Serving: 1gCalories: 555kcalCarbohydrates: 50.9gProtein: 18.1gFat: 26.7gSaturated Fat: 10.9gPolyunsaturated Fat: 2gMonounsaturated Fat: 5gTrans Fat: 0.2gCholesterol: 56mgSodium: 523.3mgPotassium: 350mgFiber: 3.7gSugar: 5.5gVitamin A: 150IUVitamin C: 8mgCalcium: 40mgIron: 2mg

Notes

  • For perfectly cooked pasta, aim for al dente; it should have a slight bite to it. Remember, the pasta will continue to cook when mixed with the sauce, so undercook it slightly if you're unsure.
  • To prevent your sauce from breaking, add the heavy cream over low heat and stir gently.
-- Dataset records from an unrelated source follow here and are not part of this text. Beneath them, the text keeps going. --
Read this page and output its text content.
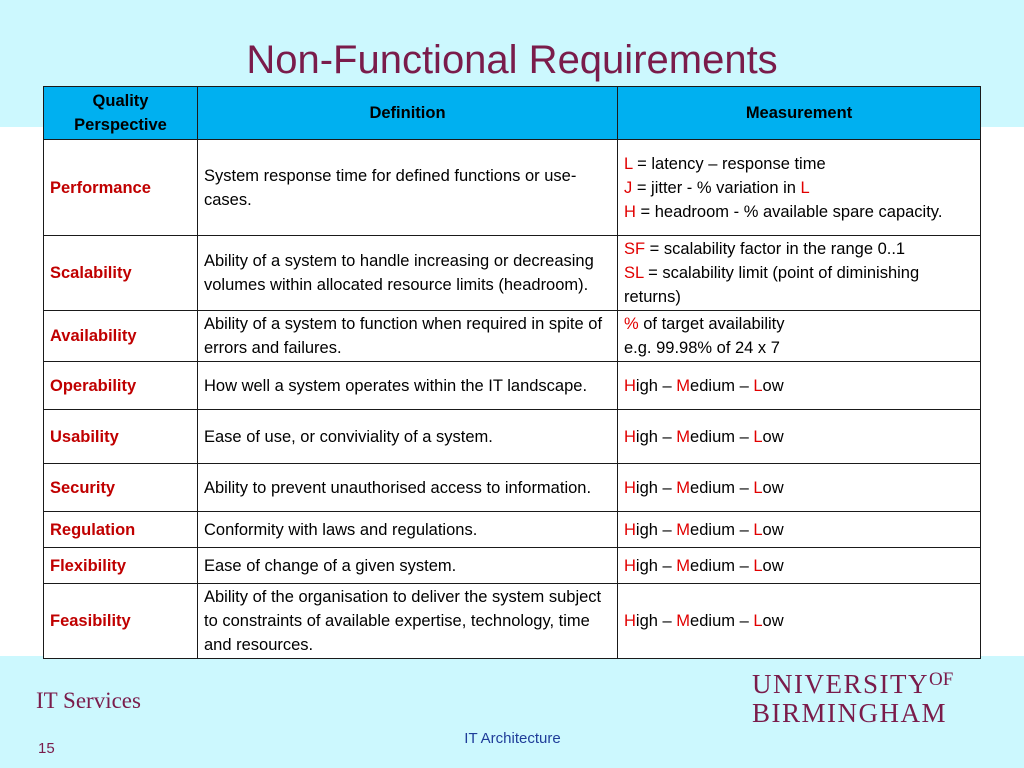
Non-Functional Requirements
Quality Perspective	Definition	Measurement
Performance	System response time for defined functions or use-cases.	L = latency – response time
J = jitter - % variation in L
H = headroom - % available spare capacity.

Scalability	Ability of a system to handle increasing or decreasing volumes within allocated resource limits (headroom).	SF = scalability factor in the range 0..1
SL = scalability limit (point of diminishing returns)

Availability	Ability of a system to function when required in spite of errors and failures.	% of target availability
e.g. 99.98% of 24 x 7

Operability	How well a system operates within the IT landscape.	High – Medium – Low
Usability	Ease of use, or conviviality of a system.	High – Medium – Low
Security	Ability to prevent unauthorised access to information.	High – Medium – Low
Regulation	Conformity with laws and regulations.	High – Medium – Low
Flexibility	Ease of change of a given system.	High – Medium – Low
Feasibility	Ability of the organisation to deliver the system subject to constraints of available expertise, technology, time and resources.	High – Medium – Low
$UNIVERSITY^{OF}$
BIRMINGHAM
IT Services
15
IT Architecture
Avoid boiling the sauce after adding the cream to keep it silky and smooth.
  • If you can't find Calabrian chilis, substitute with a combination of diced jalapeños and a dash of smoked paprika for a similar kick with a different flavor profile.
  • For a quicker dinner prep, you can sauté the sausage and shallots while the pasta cooks. This way, you’ll have everything ready to combine as soon as the pasta is drained.
  • This dish stores well in the fridge for up to 3 days. When reheating, add a splash of reserved pasta water to loosen the sauce and prevent it from drying out.